Саломея закатывает глаза. Не войны, выживания. И давай не будем называть это ненавистью…
А-а, ты предпочитаешь называть это неотъемлемой частью, говорит Мейал.
Когда мне надо забить свинью, я бью по твари сильно, говорит Саломея, так как гуманнее убить ее одним быстрым ударом, чем мучать медленными, что твоя система…
Я говорила не о том, как забивать свиней, возражает Мейал.
Во время прений дочь Мариши Аутье эдаким маятником начинает раскачиваться на балке, лягая тюки, так что из них вылетает и падает на голову Саломее сено. Мейал поднимает голову и велит Аутье вести себя прилично. Разве она не слышит, как скрипит стропило, или она хочет, чтобы рухнула крыша? (Я подозреваю, как раз этого она и хочет.)
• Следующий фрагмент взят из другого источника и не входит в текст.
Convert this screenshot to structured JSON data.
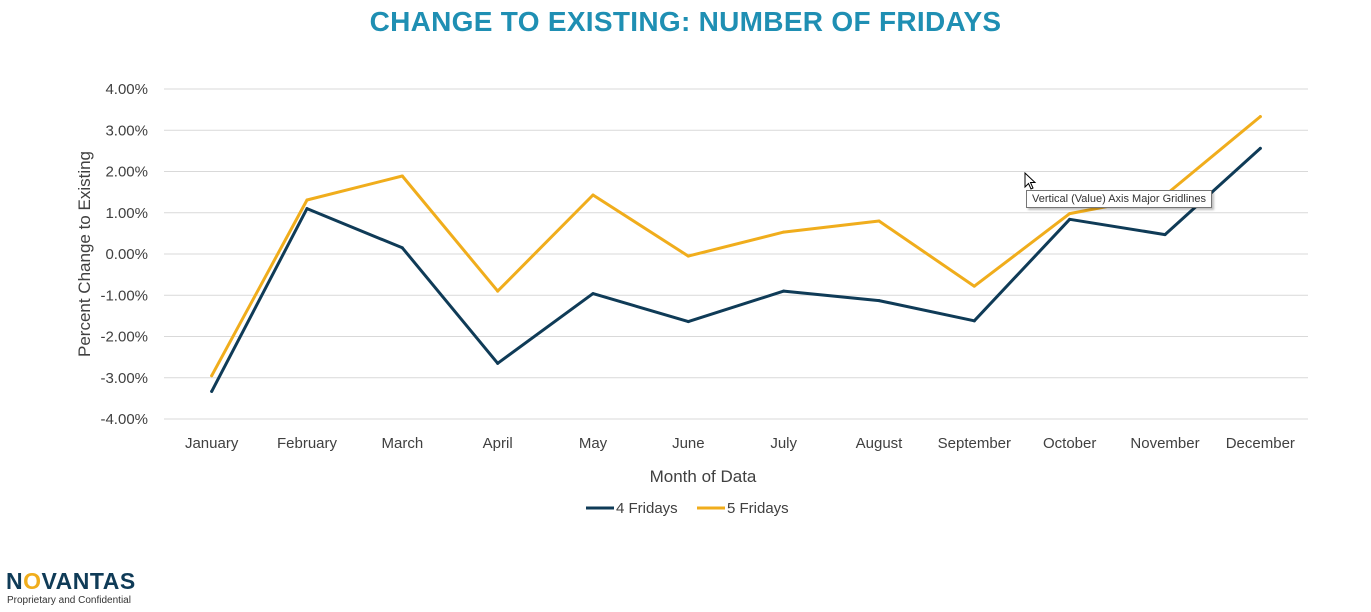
{
  "colors": {
    "title": "#1f8fb3",
    "series_4": "#0f3b57",
    "series_5": "#f0ad1c",
    "grid": "#d9d9d9",
    "text": "#404040"
  },
  "tooltip": "Vertical (Value) Axis Major Gridlines",
  "footer": {
    "logo_pre": "N",
    "logo_o": "O",
    "logo_post": "VANTAS",
    "tagline": "Proprietary and Confidential"
  },
  "chart_data": {
    "type": "line",
    "title": "CHANGE TO EXISTING: NUMBER OF FRIDAYS",
    "xlabel": "Month of Data",
    "ylabel": "Percent Change to Existing",
    "categories": [
      "January",
      "February",
      "March",
      "April",
      "May",
      "June",
      "July",
      "August",
      "September",
      "October",
      "November",
      "December"
    ],
    "ylim": [
      -4,
      4
    ],
    "yticks": [
      4,
      3,
      2,
      1,
      0,
      -1,
      -2,
      -3,
      -4
    ],
    "ytick_labels": [
      "4.00%",
      "3.00%",
      "2.00%",
      "1.00%",
      "0.00%",
      "-1.00%",
      "-2.00%",
      "-3.00%",
      "-4.00%"
    ],
    "grid": true,
    "legend_position": "bottom",
    "series": [
      {
        "name": "4 Fridays",
        "values": [
          -3.33,
          1.1,
          0.15,
          -2.65,
          -0.96,
          -1.64,
          -0.9,
          -1.13,
          -1.62,
          0.84,
          0.47,
          2.56
        ]
      },
      {
        "name": "5 Fridays",
        "values": [
          -2.95,
          1.31,
          1.89,
          -0.9,
          1.43,
          -0.05,
          0.53,
          0.8,
          -0.78,
          0.98,
          1.42,
          3.33
        ]
      }
    ]
  }
}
Мейал тянется к табаку, но не скручивает цигарку, а просто легко кладет руку на кисет, вроде как на рычаг коробки передач уже заведенной для побега машины, а сама она ждет, зная, что, когда понадобится, все на месте, поскольку там ее рука.
Саломея не замечает сено в волосах, застрявшее над ухом, как библиотекарский карандаш.
После непродолжительной паузы Грета возвращается к вопросу Оуны. Может, такой вид прощения и существует, медленно говорит она. Только вот в Библии не описаны случаи прощения исключительно Богом.
Краткое наблюдение, касающееся Оуны Фризен: она отличается от других женщин, ее волосы забраны свободно, а не стянуты тупой силой примитивного на вид инструмента. Большинство членов общины считает ее слишком мягкой, неспособной жить в реальном мире (хотя в Молочне подобное утверждение только наводит тень на плетень). Она не замужем, и ей позволяется некоторая свобода высказываний, поскольку ее мысли и слова считаются нелепицей, хотя это не помешало неоднократно подвергнуть Оуну насилию. Она легкая добыча, так как спит в комнате одна, а не с мужем, которого у нее нет. И, кажется, нет желания, чтобы был.
Чуть раньше она заявила: Когда мы освободимся, нам придется спросить себя, кто мы. Теперь она говорит: Я права, если скажу, что мы, женщины, сейчас спрашиваем себя, в чем наш приоритет и что правильно – защитить детей или войти в Царство Небесное?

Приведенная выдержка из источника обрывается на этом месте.